Estimating the sum of a series. Question about my textbook explanation Why does my book show different techniques for finding the integral here? I think they use two different Riemann sum techniques but I'm not sure why. Why does figure 3 use right hand endpoints and why does figure 4 use left hand endpoints?

From my understanding:


*

*The blue rectangles are $R_n$

*Example, if $R_{10}$, then $R_{10} = s - S_{10}$ which is all of the blue rectangles like $a_{11} + a_{12} + ...$
Is the whole point of this to show that the remainder estimate is bounded? But is the visual demonstration inaccurate by using different endpoints for the rectangles? What if different endpoints were used?
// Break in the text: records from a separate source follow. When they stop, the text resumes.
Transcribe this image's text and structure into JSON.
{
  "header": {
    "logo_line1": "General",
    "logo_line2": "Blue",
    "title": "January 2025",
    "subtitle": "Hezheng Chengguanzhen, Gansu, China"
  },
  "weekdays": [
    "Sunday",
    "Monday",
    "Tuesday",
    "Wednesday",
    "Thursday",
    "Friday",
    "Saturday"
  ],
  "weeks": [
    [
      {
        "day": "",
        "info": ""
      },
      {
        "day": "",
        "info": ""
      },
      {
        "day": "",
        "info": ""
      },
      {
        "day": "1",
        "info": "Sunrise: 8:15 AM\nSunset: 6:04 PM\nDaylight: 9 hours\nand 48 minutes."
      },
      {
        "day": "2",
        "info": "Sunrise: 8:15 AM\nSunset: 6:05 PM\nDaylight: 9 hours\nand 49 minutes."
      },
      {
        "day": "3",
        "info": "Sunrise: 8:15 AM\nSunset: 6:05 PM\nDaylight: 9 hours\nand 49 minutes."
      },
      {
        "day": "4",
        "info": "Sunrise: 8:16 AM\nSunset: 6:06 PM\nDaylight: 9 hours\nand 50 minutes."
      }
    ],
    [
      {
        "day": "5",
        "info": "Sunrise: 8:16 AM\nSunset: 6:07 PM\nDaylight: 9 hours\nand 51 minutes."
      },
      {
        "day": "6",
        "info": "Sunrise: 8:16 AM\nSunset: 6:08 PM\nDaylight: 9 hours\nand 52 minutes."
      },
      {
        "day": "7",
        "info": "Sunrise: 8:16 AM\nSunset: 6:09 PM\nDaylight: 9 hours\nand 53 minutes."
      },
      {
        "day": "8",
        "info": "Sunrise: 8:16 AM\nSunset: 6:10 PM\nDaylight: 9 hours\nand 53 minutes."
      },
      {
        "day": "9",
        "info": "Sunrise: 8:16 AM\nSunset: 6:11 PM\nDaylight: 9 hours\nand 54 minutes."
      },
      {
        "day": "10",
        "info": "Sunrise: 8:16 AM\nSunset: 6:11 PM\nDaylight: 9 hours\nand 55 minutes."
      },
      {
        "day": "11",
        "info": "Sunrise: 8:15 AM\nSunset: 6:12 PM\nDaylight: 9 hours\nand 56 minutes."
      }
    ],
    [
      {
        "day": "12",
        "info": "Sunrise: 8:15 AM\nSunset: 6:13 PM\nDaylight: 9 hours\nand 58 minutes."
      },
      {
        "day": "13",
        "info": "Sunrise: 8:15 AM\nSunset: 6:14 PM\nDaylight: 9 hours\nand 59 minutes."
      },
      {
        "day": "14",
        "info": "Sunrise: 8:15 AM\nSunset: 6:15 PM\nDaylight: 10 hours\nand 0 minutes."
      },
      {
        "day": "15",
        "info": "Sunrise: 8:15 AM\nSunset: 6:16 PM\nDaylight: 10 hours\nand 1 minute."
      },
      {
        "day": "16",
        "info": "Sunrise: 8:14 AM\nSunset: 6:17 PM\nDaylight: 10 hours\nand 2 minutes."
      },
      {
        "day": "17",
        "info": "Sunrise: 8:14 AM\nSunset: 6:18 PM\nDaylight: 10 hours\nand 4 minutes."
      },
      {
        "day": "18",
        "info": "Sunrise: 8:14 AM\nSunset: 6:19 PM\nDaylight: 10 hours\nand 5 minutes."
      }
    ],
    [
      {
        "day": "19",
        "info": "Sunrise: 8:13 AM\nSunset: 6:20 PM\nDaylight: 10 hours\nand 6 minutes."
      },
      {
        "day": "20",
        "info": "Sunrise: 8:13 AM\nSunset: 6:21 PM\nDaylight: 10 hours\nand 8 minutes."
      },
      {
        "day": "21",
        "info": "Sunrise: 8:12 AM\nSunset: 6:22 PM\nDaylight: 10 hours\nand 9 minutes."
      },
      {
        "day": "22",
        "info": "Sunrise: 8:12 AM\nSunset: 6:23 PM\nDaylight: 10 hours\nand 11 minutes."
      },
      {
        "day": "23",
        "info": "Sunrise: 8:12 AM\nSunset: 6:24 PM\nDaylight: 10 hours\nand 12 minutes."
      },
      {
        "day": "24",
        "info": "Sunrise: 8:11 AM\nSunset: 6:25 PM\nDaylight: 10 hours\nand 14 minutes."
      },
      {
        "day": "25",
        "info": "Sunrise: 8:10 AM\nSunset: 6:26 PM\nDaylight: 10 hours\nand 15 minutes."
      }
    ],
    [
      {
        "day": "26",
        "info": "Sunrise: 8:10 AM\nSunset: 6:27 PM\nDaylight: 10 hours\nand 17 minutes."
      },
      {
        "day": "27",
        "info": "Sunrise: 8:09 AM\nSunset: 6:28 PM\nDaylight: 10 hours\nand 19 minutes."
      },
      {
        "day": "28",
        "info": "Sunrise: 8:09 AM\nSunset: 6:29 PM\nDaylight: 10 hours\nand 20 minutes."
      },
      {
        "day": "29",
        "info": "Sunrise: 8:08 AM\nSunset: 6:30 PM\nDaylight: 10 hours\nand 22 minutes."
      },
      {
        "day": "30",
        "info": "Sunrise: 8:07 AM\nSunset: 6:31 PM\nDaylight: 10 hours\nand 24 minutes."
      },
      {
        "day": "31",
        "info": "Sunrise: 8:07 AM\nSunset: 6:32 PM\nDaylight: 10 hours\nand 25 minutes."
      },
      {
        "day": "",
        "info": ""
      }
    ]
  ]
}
What if the endpoint techniques were swapped?
 A: The point is that  each rectangle in figure 3 is identical to the corresponding rectangle in figure 4.  In figure 3, where the rectangles coincide with the curve at their upper right corners, the sum of the areas of the rectangles (the shaded area) is visually less than the area under the curve starting at $n$.  This is the second part of the inequality:  $R_n \leq \int_{n}^\infty f(x)\,dx$.
In figure 4, where the rectangles coincide with the curve at their upper left corners, the sum of the areas of the rectangles (the shaded area) is visually greater than the area under the curve starting at $n+1$. This is the first part of the inequality:  $\int_{n+1}^\infty f(x)\,dx \leq R_n $.
If $f(x)$ were not a monotonic decreasing function, this visual proof would be worthless since some of the rectangles in each figure would extend above the curve, and part of the cure would be above the shaded area.  Indeed, for a non-monotonic function, the error estimate implied by this relation is not the right error estimate.